Though still practiced today by a smattering of “true” believers, spiritualism has been primarily relegated to the dustbin of history as a fad.

In 1933, Hamilton resigned his teaching position at the Winnipeg General Hospital due to ill health. His last article, Reality of Psychic Force, appeared in Light, Vol. 55, No. 2828, on Thursday, January 10, 1935. He died of a heart attacke on April 7, 1935 at age 61. 

Rev. Dr. Allison, according to an April 16, 1935, Winnipeg Evening Tribune article, said the 1,200 people who attended Hamilton’s funeral were not drawn “by morbid curiosity but by respect and affection ... (and) should impress all of us once more with the fact that goodness, integrity, kindness and force of character make a powerful appeal to the majority of Men.” 

“What shall I say of this man, this elder, this excellent physician, this soul honest and unaffected, and friendly, enduring and courageous?” wrote Dr. Bruce Chown, following Hamilton’s death, in a tribute to him for the Canadian Medical Association Journal. “His was no easy fight. He had faced derision and ridicule and calumny and, smiling, turned their thrusts upon his sword of truth ... From  table rappings he passed to observations on the apparent animation of dead things, to trance speech and writing, to the photography of masses extruded from the bodies of mediums, masses at first amorphous, later moulds into a general likeness of known dead. These phenomena were all genuine.”

It wasn’t too long before the Hamilton family was in contact with “T.G.” through the medium Mary Marshall who challenged the doctor through the spirit guide Dawn.

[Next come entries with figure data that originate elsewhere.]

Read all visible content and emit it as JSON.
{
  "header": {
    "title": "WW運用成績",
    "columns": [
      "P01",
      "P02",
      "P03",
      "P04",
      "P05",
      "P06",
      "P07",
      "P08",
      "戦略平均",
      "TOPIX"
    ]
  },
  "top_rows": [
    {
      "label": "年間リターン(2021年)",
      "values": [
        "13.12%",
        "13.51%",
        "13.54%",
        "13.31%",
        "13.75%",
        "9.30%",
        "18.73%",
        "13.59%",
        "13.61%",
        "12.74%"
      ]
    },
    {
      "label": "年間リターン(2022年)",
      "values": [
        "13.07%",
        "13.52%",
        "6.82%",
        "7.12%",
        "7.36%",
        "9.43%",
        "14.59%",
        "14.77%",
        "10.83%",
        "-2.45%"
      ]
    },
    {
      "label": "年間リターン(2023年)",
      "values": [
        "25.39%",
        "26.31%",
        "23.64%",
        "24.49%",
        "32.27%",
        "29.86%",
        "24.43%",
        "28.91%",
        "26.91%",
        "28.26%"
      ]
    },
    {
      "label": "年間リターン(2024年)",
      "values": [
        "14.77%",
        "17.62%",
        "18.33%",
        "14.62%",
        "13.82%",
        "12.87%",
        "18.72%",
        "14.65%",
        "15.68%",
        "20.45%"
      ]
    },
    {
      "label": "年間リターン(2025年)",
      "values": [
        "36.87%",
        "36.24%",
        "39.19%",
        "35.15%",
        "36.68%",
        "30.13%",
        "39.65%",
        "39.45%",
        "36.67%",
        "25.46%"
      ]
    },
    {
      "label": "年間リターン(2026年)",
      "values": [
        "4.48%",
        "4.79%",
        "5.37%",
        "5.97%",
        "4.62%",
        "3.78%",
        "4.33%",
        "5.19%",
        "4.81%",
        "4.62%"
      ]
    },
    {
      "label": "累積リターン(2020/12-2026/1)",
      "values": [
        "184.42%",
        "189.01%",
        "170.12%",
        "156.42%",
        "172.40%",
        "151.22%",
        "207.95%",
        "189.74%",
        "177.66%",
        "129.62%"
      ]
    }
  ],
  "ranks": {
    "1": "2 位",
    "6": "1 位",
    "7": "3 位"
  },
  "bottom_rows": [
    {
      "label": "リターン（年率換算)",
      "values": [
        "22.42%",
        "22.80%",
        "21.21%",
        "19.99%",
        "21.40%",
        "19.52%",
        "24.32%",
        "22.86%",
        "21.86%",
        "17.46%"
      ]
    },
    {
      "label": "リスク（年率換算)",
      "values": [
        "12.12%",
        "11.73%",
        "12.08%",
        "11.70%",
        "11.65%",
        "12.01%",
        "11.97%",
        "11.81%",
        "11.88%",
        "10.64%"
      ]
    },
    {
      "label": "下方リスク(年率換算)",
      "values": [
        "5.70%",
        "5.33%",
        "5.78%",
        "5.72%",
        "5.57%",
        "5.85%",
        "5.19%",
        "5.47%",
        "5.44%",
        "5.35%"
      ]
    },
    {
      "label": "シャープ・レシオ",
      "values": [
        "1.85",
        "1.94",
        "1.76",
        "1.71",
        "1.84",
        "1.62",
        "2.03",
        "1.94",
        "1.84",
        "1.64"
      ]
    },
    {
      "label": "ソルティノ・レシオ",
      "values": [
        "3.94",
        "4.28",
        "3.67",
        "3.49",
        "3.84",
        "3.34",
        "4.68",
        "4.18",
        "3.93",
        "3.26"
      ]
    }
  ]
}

Margaret wrote that among the messages received from her father were:

• “Strange, but to myself I seem to have quite a substantial body. I do not walk as formerly, but neither do I fly; but I manage to get over space with incredible rapidity.”

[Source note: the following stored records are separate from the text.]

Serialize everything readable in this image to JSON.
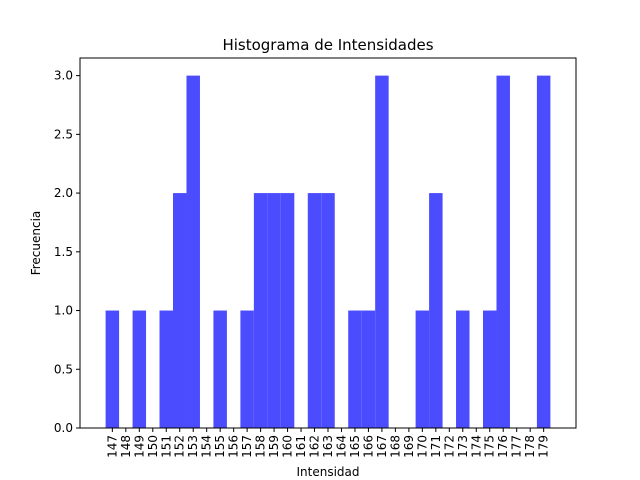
{
  "chart_data": {
    "type": "bar",
    "title": "Histograma de Intensidades",
    "xlabel": "Intensidad",
    "ylabel": "Frecuencia",
    "categories": [
      "147",
      "148",
      "149",
      "150",
      "151",
      "152",
      "153",
      "154",
      "155",
      "156",
      "157",
      "158",
      "159",
      "160",
      "161",
      "162",
      "163",
      "164",
      "165",
      "166",
      "167",
      "168",
      "169",
      "170",
      "171",
      "172",
      "173",
      "174",
      "175",
      "176",
      "177",
      "178",
      "179"
    ],
    "values": [
      1,
      0,
      1,
      0,
      1,
      2,
      3,
      0,
      1,
      0,
      1,
      2,
      2,
      2,
      0,
      2,
      2,
      0,
      1,
      1,
      3,
      0,
      0,
      1,
      2,
      0,
      1,
      0,
      1,
      3,
      0,
      0,
      3
    ],
    "ylim": [
      0,
      3.15
    ],
    "yticks": [
      0.0,
      0.5,
      1.0,
      1.5,
      2.0,
      2.5,
      3.0
    ],
    "ytick_labels": [
      "0.0",
      "0.5",
      "1.0",
      "1.5",
      "2.0",
      "2.5",
      "3.0"
    ],
    "bar_color": "#4c4cff",
    "grid": false
  }
}
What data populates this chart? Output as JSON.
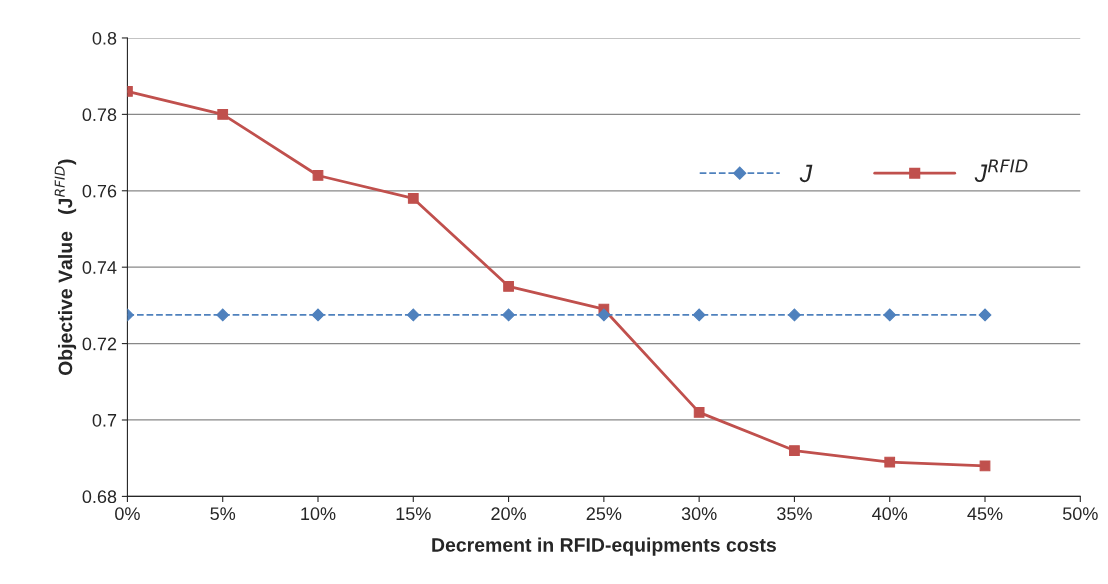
{
  "chart_data": {
    "type": "line",
    "xlabel": "Decrement in RFID-equipments costs",
    "ylabel": "Objective Value   (J$^{RFID}$)",
    "x": [
      0,
      5,
      10,
      15,
      20,
      25,
      30,
      35,
      40,
      45
    ],
    "series": [
      {
        "name": "J",
        "color": "#4f81bd",
        "marker": "diamond",
        "line_style": "dashed",
        "values": [
          0.7275,
          0.7275,
          0.7275,
          0.7275,
          0.7275,
          0.7275,
          0.7275,
          0.7275,
          0.7275,
          0.7275
        ]
      },
      {
        "name": "J$^{RFID}$",
        "color": "#c0504d",
        "marker": "square",
        "line_style": "solid",
        "values": [
          0.786,
          0.78,
          0.764,
          0.758,
          0.735,
          0.729,
          0.702,
          0.692,
          0.689,
          0.688
        ]
      }
    ],
    "xlim": [
      0,
      50
    ],
    "xticks": [
      {
        "value": 0,
        "label": "0%"
      },
      {
        "value": 5,
        "label": "5%"
      },
      {
        "value": 10,
        "label": "10%"
      },
      {
        "value": 15,
        "label": "15%"
      },
      {
        "value": 20,
        "label": "20%"
      },
      {
        "value": 25,
        "label": "25%"
      },
      {
        "value": 30,
        "label": "30%"
      },
      {
        "value": 35,
        "label": "35%"
      },
      {
        "value": 40,
        "label": "40%"
      },
      {
        "value": 45,
        "label": "45%"
      },
      {
        "value": 50,
        "label": "50%"
      }
    ],
    "ylim": [
      0.68,
      0.8
    ],
    "yticks": [
      0.68,
      0.7,
      0.72,
      0.74,
      0.76,
      0.78,
      0.8
    ],
    "grid": "y",
    "legend": "right"
  }
}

• “I see you Lillian, as a spot of vivid light but to me you seem tenuous. It is the old question of adjusting to one’s environment.”

• You may wonder if we wear clothes. As you are, so we are clothed, only we do not need to wear the same  kind of clothes as you on earth.”

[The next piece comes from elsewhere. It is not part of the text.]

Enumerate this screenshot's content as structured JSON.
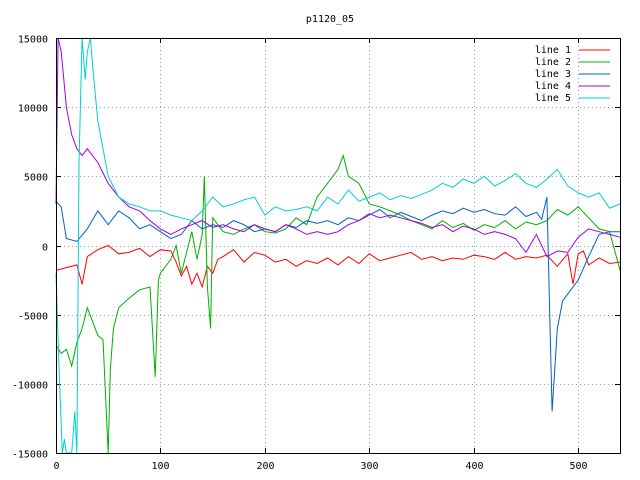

• “You asked me some questions but I did not quite get them. Speak them out loud and I may be able to get them.”

Upon Conan Doyle's death on July 7, 1930, the Margery Group — named for the medium Margery Crandon, of Boston — according to her husband Dr. L.R.G Crandon, attempted to contact Doyle as he passed into the spirit world, “and, for the first time in over three years, Walter (their spirit guide; who also contacted the Hamilton group, according to Margaret) did not come through. A perfectly reasonable explanation was given by Mark, one of Walter's helpers, who manifested himself at this sitting. He said, in effect, ‘Walter is busy as one of a reception committee to a great Spirit, newly arrived.’”

Of course, the “great Spirit” was Sir Arthur Conan Doyle.

“‘Elementary, my dear Watson, elementary,’ said Holmes.”